Alsmede zal het bestaan van de bijzondere Israëlitische weeskamers behoren op te houden, daar deze onderscheiding met de tegenwoordige orde van zaken strijdig is; men zal echter aan de bestaande collegies van die gezindheid, het aanzuiveren van de achterstand kunnen en behooren op te dragen.'
De herziening van de betrokken reglementen die de commissaris-generaal op het oog had zou een paar jaren later aan de orde van behandeling komen en in Suriname en bij het Departement van Koloniën.
1.3 De instelling van een (voorlopige) Commissie uit het Gemeentebestuur, 1828
Intussen werd blijkens publicatie van de gouverneur-generaal in Rade van 26 augustus 1828 (Gouvernementsblad van Suriname, nummer 6) op die dag onder andere ontbonden: het College tot de zaken van de nieuwe curatele en onbeheerde boedelkamer. De werkzaamheden van de, binnen Suriname bestaan hebbende, commissie uit het Hof van politie en criminele justitie tot de zaken van de weeskamer en van het College tot de zaken van de nieuwe curatele en onbeheerde boedelkamer werden voorlopig opgedragen aan een commissie uit het gemeentebestuur.
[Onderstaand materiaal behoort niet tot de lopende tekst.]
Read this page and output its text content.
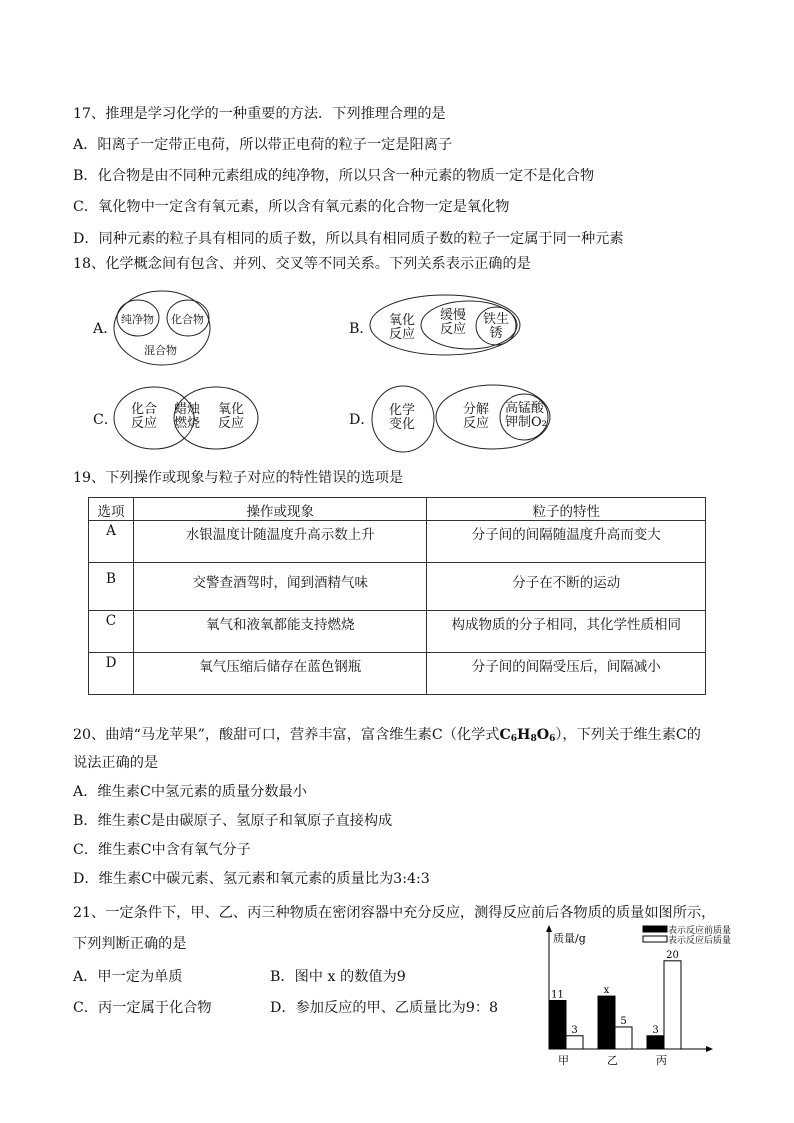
17、推理是学习化学的一种重要的方法．下列推理合理的是
A．阳离子一定带正电荷，所以带正电荷的粒子一定是阳离子
B．化合物是由不同种元素组成的纯净物，所以只含一种元素的物质一定不是化合物
C．氧化物中一定含有氧元素，所以含有氧元素的化合物一定是氧化物
D．同种元素的粒子具有相同的质子数，所以具有相同质子数的粒子一定属于同一种元素
18、化学概念间有包含、并列、交叉等不同关系。下列关系表示正确的是
A．
纯净物 化合物
混合物
B．
氧化
反应
缓慢
反应
铁生
锈
C．
化合
反应
蜡烛
燃烧
氧化
反应	D．
化学
变化
分解
反应
高锰酸
钾制O₂
19、下列操作或现象与粒子对应的特性错误的选项是
选项	操作或现象	粒子的特性
A	水银温度计随温度升高示数上升	分子间的间隔随温度升高而变大
B	交警查酒驾时，闻到酒精气味	分子在不断的运动
C	氧气和液氧都能支持燃烧	构成物质的分子相同，其化学性质相同
D	氧气压缩后储存在蓝色钢瓶	分子间的间隔受压后，间隔减小
20、曲靖“马龙苹果”，酸甜可口，营养丰富，富含维生素C（化学式$C_6H_8O_6$），下列关于维生素C的
说法正确的是
A．维生素C中氢元素的质量分数最小
B．维生素C是由碳原子、氢原子和氧原子直接构成
C．维生素C中含有氧气分子
D．维生素C中碳元素、氢元素和氧元素的质量比为3:4:3
21、一定条件下，甲、乙、丙三种物质在密闭容器中充分反应，测得反应前后各物质的质量如图所示，
下列判断正确的是
A．甲一定为单质	B．图中 x 的数值为9
C．丙一定属于化合物	D．参加反应的甲、乙质量比为9：8
质量/g
表示反应前质量
表示反应后质量
11
3
甲
x
5
乙
3
20
丙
Deze commissie zou bestaan uit de president en twee raadsleden uit het gemeentebestuur en twee raadsleden als plaatsvervangers aan wie een ambtenaar van het gemeentebestuur als secretaris zou zijn toegevoegd. Ingevolge artikel 12 van de instructie voor het gemeentebestuur van de kolonie zou deze commissie onder approbatie van de gouverneur-generaal door de gemeenteraad worden benoemd. Deze provisionele Commissie tot de zaken van de nieuwe wees-, curatele- en onbeheerde boedelkamer zou tot het Hof van civiele- en criminele justitie staan, als waarin het College tot de zaken van de nieuwe-, curatele- en onbeheerde boedelkamer tot het voormalig Hof van civiele justitie gestaan had; worden de functies deswege in de Ordonnantie op de nieuwe curatele- en onbeheerde boedelkamer vermeld, aan het Hof van civiele- en criminele justitie opgedragen.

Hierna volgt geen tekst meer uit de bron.